Kigali, la capitale rwandaise accueille à partir de demain mercredi 10 mai 2017, le sommet de Transform Africa

En marge de cette importante rencontre, les régulateurs africains se sont retrouvés ce lundi 09 pour approfondir la réflexion sur le grand défi du free roaming. C’est-à-dire l’opportunité donnée aux abonnés africains de téléphoner aux coûts locaux partout où ils se déplacent.

De nombreux régulateurs ont pris part à ce cadre d’échanges. Le Burkina Faso y était représenté par Tontama Charles Millogo, président de l’Autorité de régulation des communications électroniques et des postes.

Le partage d’expériences a été le point essentiel de ces échanges, car pour l’instant, la mise en œuvre du free roaming est faite par région avec des fortunes diverses. Ainsi, pour ce qui est de l’Afrique de l’Ouest, l’initiative a été lancée en novembre 2016 et est présentement à l’expérience depuis le 31 mars. Par contre, dans des régions comme l’Afrique de l’Est, les choses ont commencé plus tôt et sont donc plus avancées. La rencontre de Kigali sera une bonne occasion pour échanger sur les expériences vécues par les différents pays et sous-région.

En Afrique centrale, des pays comme le Gabon a par exemple négocié avec les opérateurs pour avoir leur adhésion. Il expérimente également des outils performants de lutte contre les fraudes par sim box.

L’Afrique de l’Ouest pour sa part a partagé son expérience en rappelant que la date du 31 mars avait été arrêtée pour la mise en œuvre d’un protocole d’accord sur le free roaming. Les difficultés rencontrées seront examinées au mois de juillet.

Les échanges ont permis de mettre en relief le fait que cette expérience méritait d’être menée car elle a permis une augmentation importante du trafic en roaming. Cependant, il existe encore des obstacles à sa meilleure implémentation. Il s’agit entre autres de la fraude sur le trafic et de la problématique de l’identification des abonnés dans le contexte de terrorisme.
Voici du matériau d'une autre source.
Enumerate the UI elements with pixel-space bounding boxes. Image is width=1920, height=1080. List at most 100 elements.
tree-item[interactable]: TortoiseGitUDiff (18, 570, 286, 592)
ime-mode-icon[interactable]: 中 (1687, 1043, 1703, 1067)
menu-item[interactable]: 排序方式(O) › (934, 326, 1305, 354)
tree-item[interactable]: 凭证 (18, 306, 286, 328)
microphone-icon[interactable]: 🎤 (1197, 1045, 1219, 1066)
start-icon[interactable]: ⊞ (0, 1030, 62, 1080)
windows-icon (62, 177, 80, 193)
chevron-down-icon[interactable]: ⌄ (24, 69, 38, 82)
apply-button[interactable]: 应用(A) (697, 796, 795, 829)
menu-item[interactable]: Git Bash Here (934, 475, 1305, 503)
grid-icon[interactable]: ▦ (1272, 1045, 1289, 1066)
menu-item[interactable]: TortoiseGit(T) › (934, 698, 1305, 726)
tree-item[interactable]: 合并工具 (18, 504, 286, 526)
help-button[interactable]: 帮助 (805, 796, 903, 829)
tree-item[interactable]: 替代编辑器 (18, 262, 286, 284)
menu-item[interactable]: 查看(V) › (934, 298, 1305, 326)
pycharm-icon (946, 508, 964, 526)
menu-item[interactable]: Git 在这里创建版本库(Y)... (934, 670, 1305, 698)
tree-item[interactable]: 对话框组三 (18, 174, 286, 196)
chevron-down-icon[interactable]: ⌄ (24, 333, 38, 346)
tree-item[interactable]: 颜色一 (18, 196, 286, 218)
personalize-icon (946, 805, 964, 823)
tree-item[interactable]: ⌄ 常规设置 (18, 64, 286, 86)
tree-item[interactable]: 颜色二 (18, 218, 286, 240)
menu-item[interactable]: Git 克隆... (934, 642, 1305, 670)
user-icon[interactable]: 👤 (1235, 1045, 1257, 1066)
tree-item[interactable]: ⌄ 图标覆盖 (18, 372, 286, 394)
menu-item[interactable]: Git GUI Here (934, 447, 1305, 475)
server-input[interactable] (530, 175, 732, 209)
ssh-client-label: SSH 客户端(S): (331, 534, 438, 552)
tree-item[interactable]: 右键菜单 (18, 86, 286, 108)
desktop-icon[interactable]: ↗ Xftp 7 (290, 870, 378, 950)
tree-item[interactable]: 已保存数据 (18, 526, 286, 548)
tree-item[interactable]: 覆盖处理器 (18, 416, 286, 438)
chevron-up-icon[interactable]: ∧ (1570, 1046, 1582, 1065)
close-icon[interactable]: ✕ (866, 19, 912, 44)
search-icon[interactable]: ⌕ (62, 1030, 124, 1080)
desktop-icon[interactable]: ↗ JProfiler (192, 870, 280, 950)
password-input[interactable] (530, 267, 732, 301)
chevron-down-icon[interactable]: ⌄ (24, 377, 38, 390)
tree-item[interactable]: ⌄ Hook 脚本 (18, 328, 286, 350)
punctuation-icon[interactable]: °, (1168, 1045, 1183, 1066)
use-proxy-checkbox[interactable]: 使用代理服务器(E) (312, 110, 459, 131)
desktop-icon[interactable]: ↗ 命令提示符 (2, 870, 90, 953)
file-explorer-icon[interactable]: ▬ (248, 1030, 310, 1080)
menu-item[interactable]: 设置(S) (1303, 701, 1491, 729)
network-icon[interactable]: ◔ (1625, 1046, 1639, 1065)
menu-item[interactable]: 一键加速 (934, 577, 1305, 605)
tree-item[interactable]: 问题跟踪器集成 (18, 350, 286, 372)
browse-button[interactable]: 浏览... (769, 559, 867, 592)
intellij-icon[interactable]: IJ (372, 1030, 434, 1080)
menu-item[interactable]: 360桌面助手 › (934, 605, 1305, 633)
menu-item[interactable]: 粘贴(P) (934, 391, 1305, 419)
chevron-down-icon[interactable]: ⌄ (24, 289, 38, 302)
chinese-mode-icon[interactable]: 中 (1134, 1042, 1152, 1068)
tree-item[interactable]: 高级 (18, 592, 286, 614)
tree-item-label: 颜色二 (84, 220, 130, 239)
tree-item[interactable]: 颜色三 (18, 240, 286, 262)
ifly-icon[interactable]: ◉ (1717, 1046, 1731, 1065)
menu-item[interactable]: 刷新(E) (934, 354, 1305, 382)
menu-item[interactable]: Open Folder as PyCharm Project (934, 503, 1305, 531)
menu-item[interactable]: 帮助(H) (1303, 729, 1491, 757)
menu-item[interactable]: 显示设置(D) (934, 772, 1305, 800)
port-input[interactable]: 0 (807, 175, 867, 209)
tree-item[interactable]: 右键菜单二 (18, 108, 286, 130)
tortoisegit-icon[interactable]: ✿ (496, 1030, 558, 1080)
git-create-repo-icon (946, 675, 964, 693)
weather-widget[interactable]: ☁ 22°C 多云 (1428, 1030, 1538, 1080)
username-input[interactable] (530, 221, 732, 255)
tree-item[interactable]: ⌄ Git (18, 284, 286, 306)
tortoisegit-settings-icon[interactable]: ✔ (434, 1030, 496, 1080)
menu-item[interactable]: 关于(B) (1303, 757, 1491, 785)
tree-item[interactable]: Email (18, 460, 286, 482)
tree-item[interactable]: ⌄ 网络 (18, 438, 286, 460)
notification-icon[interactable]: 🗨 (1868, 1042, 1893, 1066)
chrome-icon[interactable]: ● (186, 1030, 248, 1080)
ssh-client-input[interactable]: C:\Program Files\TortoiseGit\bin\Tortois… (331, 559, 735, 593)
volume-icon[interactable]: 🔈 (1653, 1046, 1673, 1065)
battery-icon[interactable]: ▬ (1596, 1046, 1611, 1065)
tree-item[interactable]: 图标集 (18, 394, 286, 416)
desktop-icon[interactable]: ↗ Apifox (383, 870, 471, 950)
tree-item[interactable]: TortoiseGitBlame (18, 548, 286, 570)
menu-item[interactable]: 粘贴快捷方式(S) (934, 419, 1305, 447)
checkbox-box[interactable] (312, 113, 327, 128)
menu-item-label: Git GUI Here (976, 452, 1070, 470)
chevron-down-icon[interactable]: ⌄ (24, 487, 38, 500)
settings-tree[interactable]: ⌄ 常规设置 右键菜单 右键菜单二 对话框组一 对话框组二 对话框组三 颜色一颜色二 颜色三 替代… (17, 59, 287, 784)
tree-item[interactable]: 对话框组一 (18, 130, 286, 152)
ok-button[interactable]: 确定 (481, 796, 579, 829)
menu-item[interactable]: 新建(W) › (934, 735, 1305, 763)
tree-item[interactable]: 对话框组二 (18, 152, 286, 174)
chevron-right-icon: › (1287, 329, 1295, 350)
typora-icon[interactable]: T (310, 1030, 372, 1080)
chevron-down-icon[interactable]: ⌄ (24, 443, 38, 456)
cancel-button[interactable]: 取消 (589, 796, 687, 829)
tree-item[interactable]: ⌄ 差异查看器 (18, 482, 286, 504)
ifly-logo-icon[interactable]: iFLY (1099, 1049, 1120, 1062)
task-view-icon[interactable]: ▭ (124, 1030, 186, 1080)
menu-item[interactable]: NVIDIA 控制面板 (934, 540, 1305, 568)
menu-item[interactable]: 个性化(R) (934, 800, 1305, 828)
Certains participants ont expliqué qu’au regard de l’importance du projet et de l’implication personnelle des chefs d’Etat, tout doit être mis en œuvre pour le réussir.

Les participants s’engagent à faire de ce free roaming une réalité pour l’ensemble des pays.

Cette rencontre s’est tenue sous le leadership de Amadoun Touré, ancien secrétaire général de l’Union internationale des télécommunications (UIT) et actuel directeur exécutif de Smart Africa qui est un projet de construction d’une infrastructure télécom clé en Afrique sub-saharienne, avec pour objectif de connecter à Internet toute cette partie du continent.

Amadoun Touré a indiqué que la création d’un réseau unique à travers le free roaming est une chance pour l’Afrique pour réussir l’intégration entre les peuples. Pour gagner ce combat, il faut que les pays s’unissent pour vaincre toutes les forces de résistance, notamment certains opérateurs qui ne veulent pas du free roaming et qui pourraient utiliser de manœuvres pour bloquer le dossier. Amadoun Touré a invité les régulateurs à plus d’engagements pour la mise en œuvre du free roaming qui sera profitable aux consommateurs. Il faut aussi mettre en œuvre, le data roaming.

Au-delà du free roaming, Smart Africa a aussi dans sa ligne de mire la bataille pour exiger que les données des trafics de l’Afrique restent dans les pays. Ce qui n’est pas le cas actuellement.

Il veut également servir de cadres de débats qui porteront sur divers sujets dont celui de la sécurisation des communications des abonnés africains et particulièrement de leurs dirigeants politiques dont les chefs d’Etat du continent. Le succès des actions des régulateurs est conditionné par leur capacité à rester solidaires. Pour ce faire, on s’achemine vers la création d’un comité des régulateurs africains.

Quant au sommet de smart Africa, il doit servir de cadre d’engagements et de discussions pour gérer efficacement les défis uniques et complexes auxquels sont confrontées les villes africaines en utilisant les données et la technologie.Il sera aussi question de chercher à tisser des partenariats innovants pour fournir Internet à tous les continents. C’est-à-dire, travailler à connecter la grande majorité des personnes dans le monde, notamment en Afrique où elles ne bénéficient d’aucune expérience sur le haut débit et sont par conséquent, exclues des bienfaits de l’économie numérique. Il faut alors s’atteler à identifier les obstacles à la connexion par le biais du partage des modèles innovants d’affaires, de financement et d’investissement dans le large bande.